Peter smiled. “I know. But there’s other ways to own them.”
He moved so casually, so lovingly, toward Alex, that Alex was completely off guard when Peter grabbed him, pulling him back from the edge, face-to-face.
“They’re my pieces, Alex,” Peter said gently. “I can’t let you set them free.”
“I want to die,” Alex moaned.
“I know. I’m going to give you that, too. And then the rest of us will play forever.”
Peter lifted him off the ledge. Alex’s eyes were wide, too spent to argue or struggle.
“Up and over, by my hand, not yours.”
Peter was looking out over the rooftop when Charlie hooked his good arm around Peter’s neck and pulled them backward, falling hard onto the gravel roof, Peter crushing him.
Charlie gathered his waning strength and rolled on top.
Peter looked up and grinned.
Charlie held him down and shouted into his perfect face, “You did this to us.

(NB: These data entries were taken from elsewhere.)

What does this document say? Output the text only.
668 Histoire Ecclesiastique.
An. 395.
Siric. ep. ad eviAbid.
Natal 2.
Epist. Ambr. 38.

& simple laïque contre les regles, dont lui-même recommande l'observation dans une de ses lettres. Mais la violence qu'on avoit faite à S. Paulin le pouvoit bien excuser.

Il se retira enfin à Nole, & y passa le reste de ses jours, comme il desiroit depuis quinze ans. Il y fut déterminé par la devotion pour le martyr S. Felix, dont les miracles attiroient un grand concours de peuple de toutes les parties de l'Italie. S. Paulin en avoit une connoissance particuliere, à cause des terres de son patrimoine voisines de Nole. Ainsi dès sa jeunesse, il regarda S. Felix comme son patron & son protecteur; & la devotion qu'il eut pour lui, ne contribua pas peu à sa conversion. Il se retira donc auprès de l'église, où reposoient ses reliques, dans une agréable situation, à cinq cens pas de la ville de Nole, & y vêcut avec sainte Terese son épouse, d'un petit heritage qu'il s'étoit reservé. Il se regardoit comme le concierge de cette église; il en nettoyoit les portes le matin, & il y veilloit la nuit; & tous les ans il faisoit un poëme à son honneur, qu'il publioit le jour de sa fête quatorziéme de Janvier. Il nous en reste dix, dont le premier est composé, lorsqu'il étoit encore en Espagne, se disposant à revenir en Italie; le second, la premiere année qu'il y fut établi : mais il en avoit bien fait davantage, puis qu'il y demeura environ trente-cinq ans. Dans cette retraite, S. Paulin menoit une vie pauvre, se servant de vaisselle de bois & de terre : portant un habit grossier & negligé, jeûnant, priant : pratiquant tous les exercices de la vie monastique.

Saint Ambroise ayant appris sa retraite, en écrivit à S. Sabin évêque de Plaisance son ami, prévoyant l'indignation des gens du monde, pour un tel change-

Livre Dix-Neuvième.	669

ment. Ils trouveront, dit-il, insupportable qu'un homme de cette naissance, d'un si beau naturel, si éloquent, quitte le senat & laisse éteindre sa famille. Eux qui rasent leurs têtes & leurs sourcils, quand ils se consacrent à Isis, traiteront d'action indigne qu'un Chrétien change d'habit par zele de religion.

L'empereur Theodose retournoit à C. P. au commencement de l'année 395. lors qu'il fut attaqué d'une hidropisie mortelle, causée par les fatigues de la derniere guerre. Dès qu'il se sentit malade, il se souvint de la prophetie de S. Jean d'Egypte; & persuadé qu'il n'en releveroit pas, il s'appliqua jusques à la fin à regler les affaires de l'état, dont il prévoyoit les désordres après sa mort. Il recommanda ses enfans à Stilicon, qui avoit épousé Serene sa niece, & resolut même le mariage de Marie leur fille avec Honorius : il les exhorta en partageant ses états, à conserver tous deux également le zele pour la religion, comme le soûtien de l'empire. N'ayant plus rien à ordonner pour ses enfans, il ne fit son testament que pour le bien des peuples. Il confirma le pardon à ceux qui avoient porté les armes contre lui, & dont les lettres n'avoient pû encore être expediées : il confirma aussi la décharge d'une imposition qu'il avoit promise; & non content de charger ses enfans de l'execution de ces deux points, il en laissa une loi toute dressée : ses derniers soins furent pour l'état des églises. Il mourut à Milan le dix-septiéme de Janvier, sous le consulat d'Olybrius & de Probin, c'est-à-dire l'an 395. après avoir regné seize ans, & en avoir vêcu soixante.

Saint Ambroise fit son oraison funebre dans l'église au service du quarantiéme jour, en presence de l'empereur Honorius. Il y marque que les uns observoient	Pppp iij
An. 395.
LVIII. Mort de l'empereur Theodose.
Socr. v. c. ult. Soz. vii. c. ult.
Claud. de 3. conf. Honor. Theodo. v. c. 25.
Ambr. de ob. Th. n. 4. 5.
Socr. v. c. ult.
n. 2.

You brought the Game into our lives.”
“You should be thanking me,” Peter growled back. “You were nowhere. A ghost. I gave you something to fight for.”
Charlie smashed his fist into Peter’s face. His own vision blurred. How much blood had he lost?
Peter rolled on top, grinning, blood on his teeth. “I hate you. You know that, right? I never lied about being a liar. You haven’t known yourself a day in your life.” He struck Charlie, and the stars blurred. “We were brothers.”
“I’m not your brother,” Charlie spat.
“Yeah. How’s Daddy, by the way.” Peter grinned. “I made that mod, too. ‘Do you love your dad? Y/N?’ Nice save, by the way! The Game loved it. Personally, I was betting on the meth head.”
Rage exploded inside Charlie. He brought his good arm hard across Peter’s perfect face, knocking him aside. “You did that to me? To my dad?”
“I got Caitlyn, too. And Kurt, no one will ever want to look at him again. Life is bullshit, Charlie. There’s no fairness, no justice, unless we make it. Morality is an illusion, a social construct to hold back the masses while the hunters prey. When will you learn? When will you finally realize how wrong you are?”
Charlie did see it then. Peter was like the internet itself, a parentless creature, a trillion nodes connecting but nothing inside. Peter would never stop hurting people. There was only what he wanted and how to get it.
He put his hands around Charlie’s neck.
“It feels good, Charlie, being who you really are.”
Charlie managed to say, “I know. I was wrong.”
“Yeah?” Peter loosened his grip slightly to let Charlie speak. “About what?”
He met Peter’s eyes—those infinite, flawless blue eyes. “I thought you could be saved. You can’t.”
Peter’s hand closed around Charlie’s throat, and Charlie reached up, fingers through Peter’s golden hair, and pulled him down hard, banging his head onto the roof. His eyes dazed. Charlie rolled on top of Peter and looked over in time to see Alex moving to jump.
“No,” Charlie cried. He grabbed the back of Alex’s coat and pulled with all his might, and Alex felt the roof leave him and saw the empty void below spring forward, then stop, still far away, as Charlie used a strength he didn’t know he had to pull Alex back onto the roof, shoving him onto his knees toward the middle of the rooftop.
Alex was screaming, “No, no, no, no.” It was pure rage. “You can’t. I’m the hero. The Game will never stop.”
Charlie said, “Yes, it will. The Game is over for us.” He took Peter by the arms, pulling him up, still dazed. “And there are no heroes.”
With the last ounce of his strength, Charlie cast beautiful, lost Peter over the ledge.